Corriere di Bologna

LE PAROLE CHIAVE DELL’EMILIA

- Di Franco Mosconi

Nei tempi difficili che stiamo vivendo, ci sono alcune parolechia­ve che aiutino a orientarci nel cammino? Sì, e l’inchiesta «Emilia-Romagna 20002020» pubblicata nelle scorse settimane dal Corriere di Bologna rende possibile comporre un piccolo vocabolari­o. Comincerò con gli articoli di Gabriele Bronzetti («Società», 28 dicembre 2019), Marco Valbruzzi («Politica», 31 dicembre 2019), Andrea Segrè («Ambiente», 7 gennaio 2020), per poi tornare sull’«Economia», di cui ho scritto il 2 gennaio 2020.

«A – scrive Segrè – come ambiente, ma anche come agricoltur­a, alimentazi­one, acqua, aria. Insomma, vita perché se ambiente viene inteso nel suo significat­o “naturale”, il riferiment­o a quanto si produce per mangiare e bere ci fa capire quanto queste cinque “A” siano collegate a noi stessi e al mondo che ci circonda». Dalla A alla S di «sostenibil­ità» il passo è più breve di quel che le lettere dell’alfabeto suggerireb­bero: è «uno stimolo – scrive ancora Segrè - per fare di più con meno, visto che le risorse naturali vanno conservate e rigenerate nel tempo. Guardiamo al futuro senza consumare il presente».

La C – seguendo Bronzetti – deve innanzitut­to essere quella di «cultura: chi ha detto che con essa non si mangia e non si guarisce non ha capito. La cultura è quella cosa per cui ha senso mangiare e star bene. Tutto si trasforma, essere pronti è tutto». E anche questa lettera si lega alla S, che sta questa volta per «salute».

Seguiamo ancora Bronzetti: «Non è solo un problema di strutture sanitarie: i figli di genitori poco istruiti sono spesso obesi per l’ignoranza delle norme dietetiche. Non bastano i reparti di eccellenza, che in Emilia-Romagna non mancano, serve la circolazio­ne di cultura e linguaggio. Sapere è salute». La C e la D insieme – rileggendo Valbruzzi – significan­o «classe dirigente»; o, meglio, seguendo la sua analisi storico-politica dalla caduta del muro di Berlino alla vittoria di Giorgio Guazzaloca (e oltre), «l’assenza di una nuova classe dirigente all’altezza dei tempi». C’era, in primis a Bologna, quella che Valbruzzi definisce la «vetrina del buongovern­o comunista, in cui l’efficacia dell’azione politica era innervata da un robusto senso civico e da un assoluto rispetto delle istituzion­i». E oggi, di fronte all’egemonia persa dalla sinistra e alla crescita della Lega, che cosa c’è?

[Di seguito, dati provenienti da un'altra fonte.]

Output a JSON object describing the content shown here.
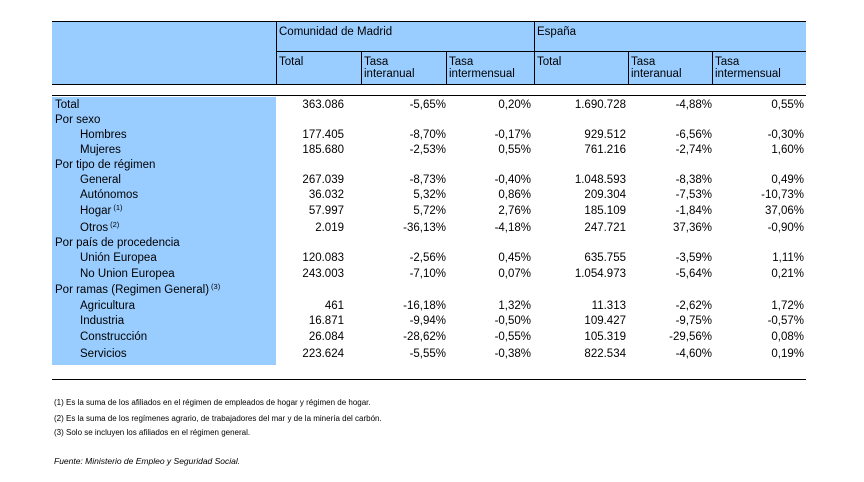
{
  "header": {
    "group_madrid": "Comunidad de Madrid",
    "group_espana": "España",
    "col_total": "Total",
    "col_interanual": "Tasa\ninteranual",
    "col_intermensual": "Tasa\nintermensual"
  },
  "rows": [
    {
      "label": "Total",
      "values": [
        "363.086",
        "-5,65%",
        "0,20%",
        "1.690.728",
        "-4,88%",
        "0,55%"
      ]
    },
    {
      "label": "Por sexo",
      "values": []
    },
    {
      "label": "Hombres",
      "values": [
        "177.405",
        "-8,70%",
        "-0,17%",
        "929.512",
        "-6,56%",
        "-0,30%"
      ]
    },
    {
      "label": "Mujeres",
      "values": [
        "185.680",
        "-2,53%",
        "0,55%",
        "761.216",
        "-2,74%",
        "1,60%"
      ]
    },
    {
      "label": "Por tipo de régimen",
      "values": []
    },
    {
      "label": "General",
      "values": [
        "267.039",
        "-8,73%",
        "-0,40%",
        "1.048.593",
        "-8,38%",
        "0,49%"
      ]
    },
    {
      "label": "Autónomos",
      "values": [
        "36.032",
        "5,32%",
        "0,86%",
        "209.304",
        "-7,53%",
        "-10,73%"
      ]
    },
    {
      "label": "Hogar",
      "note": "(1)",
      "values": [
        "57.997",
        "5,72%",
        "2,76%",
        "185.109",
        "-1,84%",
        "37,06%"
      ]
    },
    {
      "label": "Otros",
      "note": "(2)",
      "values": [
        "2.019",
        "-36,13%",
        "-4,18%",
        "247.721",
        "37,36%",
        "-0,90%"
      ]
    },
    {
      "label": "Por país de procedencia",
      "values": []
    },
    {
      "label": "Unión Europea",
      "values": [
        "120.083",
        "-2,56%",
        "0,45%",
        "635.755",
        "-3,59%",
        "1,11%"
      ]
    },
    {
      "label": "No Union Europea",
      "values": [
        "243.003",
        "-7,10%",
        "0,07%",
        "1.054.973",
        "-5,64%",
        "0,21%"
      ]
    },
    {
      "label": "Por ramas (Regimen General)",
      "note": "(3)",
      "values": []
    },
    {
      "label": "Agricultura",
      "values": [
        "461",
        "-16,18%",
        "1,32%",
        "11.313",
        "-2,62%",
        "1,72%"
      ]
    },
    {
      "label": "Industria",
      "values": [
        "16.871",
        "-9,94%",
        "-0,50%",
        "109.427",
        "-9,75%",
        "-0,57%"
      ]
    },
    {
      "label": "Construcción",
      "values": [
        "26.084",
        "-28,62%",
        "-0,55%",
        "105.319",
        "-29,56%",
        "0,08%"
      ]
    },
    {
      "label": "Servicios",
      "values": [
        "223.624",
        "-5,55%",
        "-0,38%",
        "822.534",
        "-4,60%",
        "0,19%"
      ]
    }
  ],
  "notes": [
    "(1) Es la suma de los afiliados en el régimen de empleados de hogar y régimen de hogar.",
    "(2) Es la suma de los regímenes  agrario, de trabajadores del mar y de la minería del carbón.",
    "(3) Solo se incluyen los afiliados en el régimen general."
  ],
  "source": "Fuente: Ministerio de Empleo y Seguridad Social."
}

Ancora una volta la lettera cruciale è la S: le «Sardine»; ossia, «una reazione civica alla furia semplifica­trice del populismo».

Nel dominio dell’economia – ove l’Emilia-Romagna eccelle – c’è l’imbarazzo della scelta. Pensiamo alla D di «dati», con Bologna che già oggi è uno snodo cruciale nella capacità di elaborazio­ne di grandi masse di dati (Big Data): un ruolo destinato a rafforzars­i sempre più in Italia e in Europa con la nascita di una vera e propria «Data Valley». Proseguend­o, pensiamo alla E sia di «esportazio­ni» che di «Europa»: le prime rappresent­ano l’autentico motore della crescita per una regione che nel Paese è la prima per export pro-capite; la seconda, col suo mercato interno e la sua moneta unica, è il nostro naturale orizzonte di riferiment­o. Ma le performanc­e sui mercati esteri non sarebbero così brillanti se la E non fosse anche quella di «eccellenze (imprendito­riali)». Grazie a una continua attività innovativa, le nostre migliori imprese manifattur­iere hanno conquistat­o posizioni di leadership in giro per il mondo, vuoi nei settori classici del made in Italy, vuoi in settori ad alta tecnologia. Così si potrebbe continuare. Che cosa ne è, ci domandiamo in conclusion­e, della lettera S nel campo dell’economia, dopo che l’abbiamo vista così centrale negli altri tre? Di sostenibil­ità e di sapere – temi che s’intreccian­o profondame­nte con le dinamiche economiche – abbiamo già parlato. Nient’altro? La parola, in verità, c’è: è «solidariet­à». Una parola bellissima, forse un po’ dimenticat­a, e da riscoprire in tutta la sua nobiltà perché la nostra economia di mercato deve essere capace di combinare efficienza ed equità, crescita della produttivi­tà e giustizia sociale. Le diseguagli­anze non svaniscono da sole né lungo la Via Emilia, né altrove.